Albion Monitor /News

Military Wants More Arms Trafficking

Navy: The United States should seek greater dominance of the international arms market

Noting that the United States is now responsible for about half of all new weapons sold around the world, Assistant Secretary of State Thomas McNamara told a forum that the government attempts to restrain the international arms trade -- yet vigorously supports U.S. firms that sell weapons to approved countries.

Weapons manufacturers, market analysts and government officials gathered at the State Department on September 20th for a meeting of the Defense Trade Advisory Group. This government/industry forum meets twice annually in a partially public meeting to discuss U.S. arms export policy. For the first time, members of the military services -- Army, Navy and Air Force -- addressed the group.

In what was undoubtedly the most impassioned presentation, Rear Admiral John Snyder, Deputy Director, Navy International Programs Office, argued that the United States should seek greater dominance of the international arms market. The United States, Snyder said, currently exercises "unrealistic restraint."

"I'd much rather go to war against a country that has bought U.S. equipment"

Snyder said: "When you look around the world right now, and you look at where there is major conflict, generally speaking, people are not killing people with U.S. weapons."

"It is my opinion that we exercise...far more restraint on our arms transfers than any other country that I have seen operating in the world. You might want to argue that point, but...we really, really worry about every single bullet, or piece of technology, or gun, or airplane, or anything that we transfer throughout the world."

"I'd much rather go to war against a country that has bought U.S. equipment, than a country that's bought comparable equipment from France, or from Russia, or from Israel, or from any other country. If they got equipment from the United States, I know damn well what they got in their inventory, I know what their readiness is....I also know what their tactics are, and I know how to defeat their weapons" Snyder said; "if a country's going to get technology anyway, let's make it U.S. technology."

General Hale Burr, Jr., Assistant Deputy Secretary of the Air Force for International Affairs, said the Air Force is currently managing arms contracts totaling $108 billion. Equipment sales represent about three-quarters of this total, support about 20 percent and training about 1 percent. Burr said arms sales are necessary because the United States increasingly will need to fight with coalition partners, and this is simplified by having common equipment.

Roughly half of the sales are destined for the Middle East and Africa, with the other half split between Europe and the Pacific. Only one percent of Air Force sales currently go to Latin America, but Burr -- perhaps yearningly -- said that Chile, Argentina and Brazil have all expressed interest in buying used F-16s. The administration has maintained a policy of denying exports of advanced fighters to the region.

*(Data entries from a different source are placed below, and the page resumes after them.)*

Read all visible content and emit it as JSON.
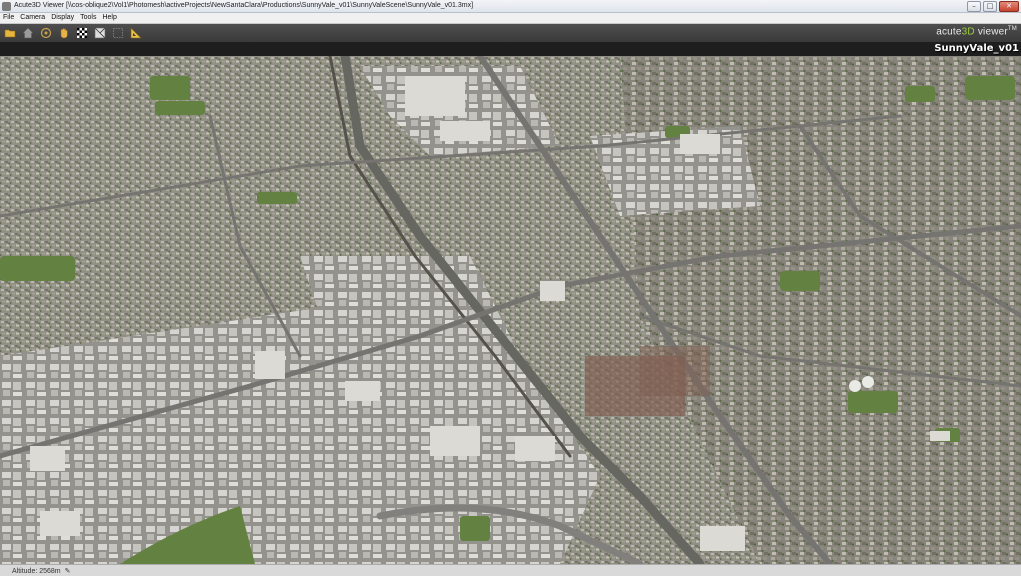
{
  "window": {
    "title": "Acute3D Viewer [\\\\cos-oblique2\\Vol1\\Photomesh\\activeProjects\\NewSantaClara\\Productions\\SunnyVale_v01\\SunnyValeScene\\SunnyVale_v01.3mx]",
    "controls": [
      "–",
      "□",
      "✕"
    ]
  },
  "menu": {
    "items": [
      "File",
      "Camera",
      "Display",
      "Tools",
      "Help"
    ]
  },
  "toolbar": {
    "tools": [
      {
        "name": "open-folder-icon"
      },
      {
        "name": "home-view-icon"
      },
      {
        "name": "orbit-icon"
      },
      {
        "name": "pan-hand-icon"
      },
      {
        "name": "checkerboard-icon"
      },
      {
        "name": "wireframe-icon"
      },
      {
        "name": "selection-icon"
      },
      {
        "name": "measure-icon"
      }
    ],
    "brand_prefix": "acute",
    "brand_3d": "3D",
    "brand_suffix": " viewer",
    "brand_tm": "TM"
  },
  "scene": {
    "label": "SunnyVale_v01"
  },
  "status": {
    "altitude": "Altitude: 2568m"
  },
  "colors": {
    "toolbar_bg": "#444444",
    "brand_accent": "#9ccf3c",
    "viewport_base": "#8a8a82",
    "vegetation": "#5b7a3a",
    "roofs": "#c9c9c4"
  }
}
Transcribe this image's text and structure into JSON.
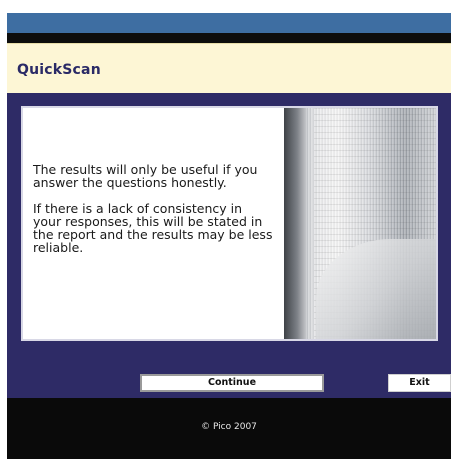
{
  "header": {
    "app_title": "QuickScan"
  },
  "main": {
    "message_paragraphs": [
      "The results will only be useful if you answer the questions honestly.",
      "If there is a lack of consistency in your responses, this will be stated in the report and the results may be less reliable."
    ],
    "image_icon": "open-book-photo"
  },
  "buttons": {
    "continue_label": "Continue",
    "exit_label": "Exit"
  },
  "footer": {
    "copyright": "© Pico 2007"
  },
  "colors": {
    "title_bar": "#3e6ea2",
    "header_bg": "#fdf6d5",
    "title_text": "#2a2a66",
    "panel_bg": "#2e2b66",
    "footer_bg": "#0a0a0a"
  }
}
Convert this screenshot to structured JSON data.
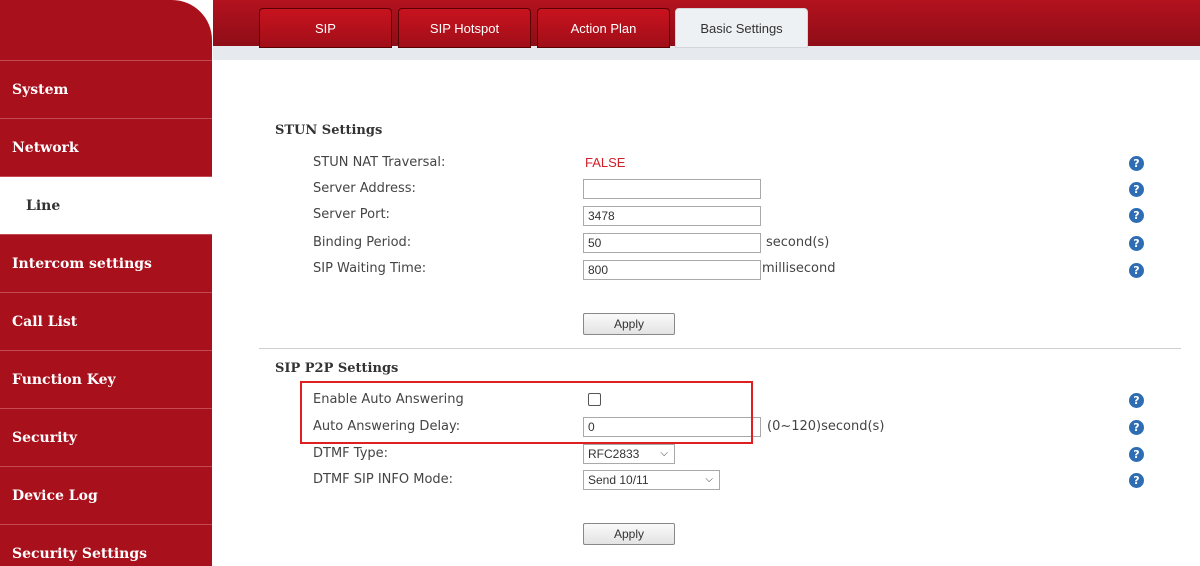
{
  "sidebar": {
    "items": [
      {
        "label": "System"
      },
      {
        "label": "Network"
      },
      {
        "label": "Line"
      },
      {
        "label": "Intercom settings"
      },
      {
        "label": "Call List"
      },
      {
        "label": "Function Key"
      },
      {
        "label": "Security"
      },
      {
        "label": "Device Log"
      },
      {
        "label": "Security Settings"
      }
    ],
    "active": "Line"
  },
  "tabs": [
    {
      "label": "SIP"
    },
    {
      "label": "SIP Hotspot"
    },
    {
      "label": "Action Plan"
    },
    {
      "label": "Basic Settings"
    }
  ],
  "active_tab": "Basic Settings",
  "stun": {
    "title": "STUN Settings",
    "nat_traversal_label": "STUN NAT Traversal:",
    "nat_traversal_value": "FALSE",
    "server_address_label": "Server Address:",
    "server_address_value": "",
    "server_port_label": "Server Port:",
    "server_port_value": "3478",
    "binding_period_label": "Binding Period:",
    "binding_period_value": "50",
    "binding_period_unit": "second(s)",
    "sip_waiting_label": "SIP Waiting Time:",
    "sip_waiting_value": "800",
    "sip_waiting_unit": "millisecond",
    "apply_label": "Apply"
  },
  "p2p": {
    "title": "SIP P2P Settings",
    "auto_answer_label": "Enable Auto Answering",
    "auto_answer_checked": false,
    "auto_delay_label": "Auto Answering Delay:",
    "auto_delay_value": "0",
    "auto_delay_unit": "(0~120)second(s)",
    "dtmf_type_label": "DTMF Type:",
    "dtmf_type_value": "RFC2833",
    "dtmf_info_label": "DTMF SIP INFO Mode:",
    "dtmf_info_value": "Send 10/11",
    "apply_label": "Apply"
  },
  "help_glyph": "?",
  "colors": {
    "brand_red": "#a8101c",
    "false_red": "#d0202a",
    "help_blue": "#2e6db4",
    "highlight_red": "#e02020"
  }
}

Frank Besson, Director of Security Assistance for the Army, noted that arms sales are "big business for the Army." The Army has over 5,000 active foreign military sales cases worth $47 billion, with some $24 billion to be delivered. Besson noted that sales benefit his branch of the military: "If we can sell it overseas, the price comes way down for the U.S. Army."

In closing, McNamara dampened the Army/Navy/Air Force salesmen's dreams somewhat, saying he does not "foresee the day when arms sales by the United States will be treated as identical with non-military exports. Arms sales are a special category and need to be treated as a special category."

A version of this report first appeared in Arms Sales Monitor, a publication of the Federation of American Scientists.